Ceiling looms for European power demand recovery

Author: William Peck


LONDON (ICIS)--Electricity consumption has risen as much as 3.4GW or 11 percentage points in Italy since the government began easing lockdown restrictions aimed at stemming the spread of the coronavirus, according to ICIS models that control for temperature and calendar effects across Europe’s largest countries.

But the lack of a recovery in less-affected Germany could indicate an imminently approaching cap, even as demand has rebounded in some other electricity markets.

While restrictions are still likely to ease further, the inability of manufacturers to ramp up to pre-crisis levels while keeping safety measures in place is likely to hold down energy demand in coming months. The effect of the hit to global supply chains and wider economies could persist for years to come.


ICIS used multiple regressions to find the closest statistical fit between daily averages for electricity demand and temperature and calendar effects in Italy, France, Germany, Spain and Britain between March and May 2015-2019.

Power demand drops as temperatures get milder in the winter, but then starts to flatten and rise in the summer as heating switches off and cooling becomes a factor. While a linear fit between demand and temperature was suitable for model runs in March and April, ICIS added a second squared temperature variable called a quadratic to the May models to account for this curved relationship.

ICIS otherwise left the models unchanged compared to prior runs.

• Weekday is a binary variable set to one on working days and zero on weekends and public holidays

• A numerical variable set at 1 on 1 March and 92 on 31 May each year controlled for a seasonal drop in power demand beyond that explainable by milder temperatures, likely due to increasing output from distributed solar assets

• ICIS included an annual measure in only the British model, in order to control for falling electricity demand in the country

Adding the quadratic term and the May data improved the explanatory power of four of the five models. These explained between 82-95% of the variation in power demand across the sample.


In order to establish the impact of the coronavirus on power demand, ICIS compared data from this year to the models’ expectations based on 2015-2019, over rolling seven-day periods.

The results indicate that demand across Europe’s five largest countries has reached an average of 3.3GW or 8.8% below expectations over the past seven days.

Germany’s track-and-trace response to the coronavirus enabled more factories to remain open than across Europe’s other major economies.

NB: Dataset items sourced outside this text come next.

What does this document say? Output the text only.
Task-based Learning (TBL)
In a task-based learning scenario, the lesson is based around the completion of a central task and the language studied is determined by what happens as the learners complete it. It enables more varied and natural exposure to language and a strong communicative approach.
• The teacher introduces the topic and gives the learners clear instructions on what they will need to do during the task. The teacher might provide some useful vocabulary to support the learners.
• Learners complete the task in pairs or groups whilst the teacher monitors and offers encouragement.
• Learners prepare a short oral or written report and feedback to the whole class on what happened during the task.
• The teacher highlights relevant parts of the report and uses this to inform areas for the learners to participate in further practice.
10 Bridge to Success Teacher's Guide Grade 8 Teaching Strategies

This also held up the country’s electricity demand, which, apart from a brief dip around Easter, has generally hovered around 4GW or 7% below expected.

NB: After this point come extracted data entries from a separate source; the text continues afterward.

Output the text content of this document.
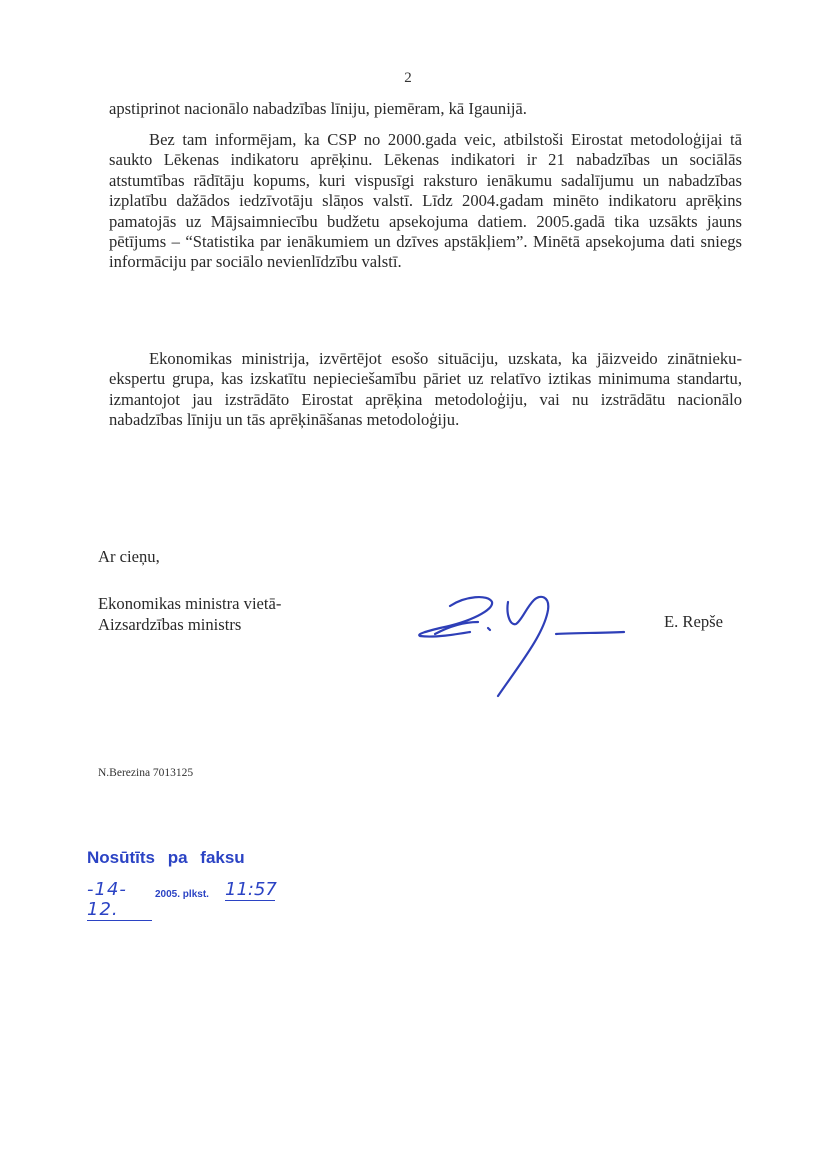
2

apstiprinot nacionālo nabadzības līniju, piemēram, kā Igaunijā.

Bez tam informējam, ka CSP no 2000.gada veic, atbilstoši Eirostat metodoloģijai tā saukto Lēkenas indikatoru aprēķinu. Lēkenas indikatori ir 21 nabadzības un sociālās atstumtības rādītāju kopums, kuri vispusīgi raksturo ienākumu sadalījumu un nabadzības izplatību dažādos iedzīvotāju slāņos valstī. Līdz 2004.gadam minēto indikatoru aprēķins pamatojās uz Mājsaimniecību budžetu apsekojuma datiem. 2005.gadā tika uzsākts jauns pētījums – “Statistika par ienākumiem un dzīves apstākļiem”. Minētā apsekojuma dati sniegs informāciju par sociālo nevienlīdzību valstī.

Ekonomikas ministrija, izvērtējot esošo situāciju, uzskata, ka jāizveido zinātnieku-ekspertu grupa, kas izskatītu nepieciešamību pāriet uz relatīvo iztikas minimuma standartu, izmantojot jau izstrādāto Eirostat aprēķina metodoloģiju, vai nu izstrādātu nacionālo nabadzības līniju un tās aprēķināšanas metodoloģiju.

Ar cieņu,

Ekonomikas ministra vietā-
Aizsardzības ministrs	E. Repše
N.Berezina 7013125

Nosūtīts pa faksu

-14-12.
2005. plkst. 11:57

The issue is that power demand has not risen since some shops reopened on 20 April, followed by a wider easing from 6 May. Protective measures remain in place, which are likely keeping factories running at a reduced capacity.

Demand had been rising in Italy and France after reopenings in early May. The recovery has faltered in both countries in recent days though, at the same 7% ceiling as in Germany.

Spain has not eased its lockdown to the same extent as France or Italy, with a two-week extension most recently granted on 19 May. With Madrid and Barcelona still in a stricter phase of lockdown, the country’s power demand is currently the most affected among the five countries.

The UK imposed the least stringent lockdown other than Germany, but this has yet to significantly ease. The small uptick in the country’s power demand in recent weeks likely indicates some factories reopening as in other countries.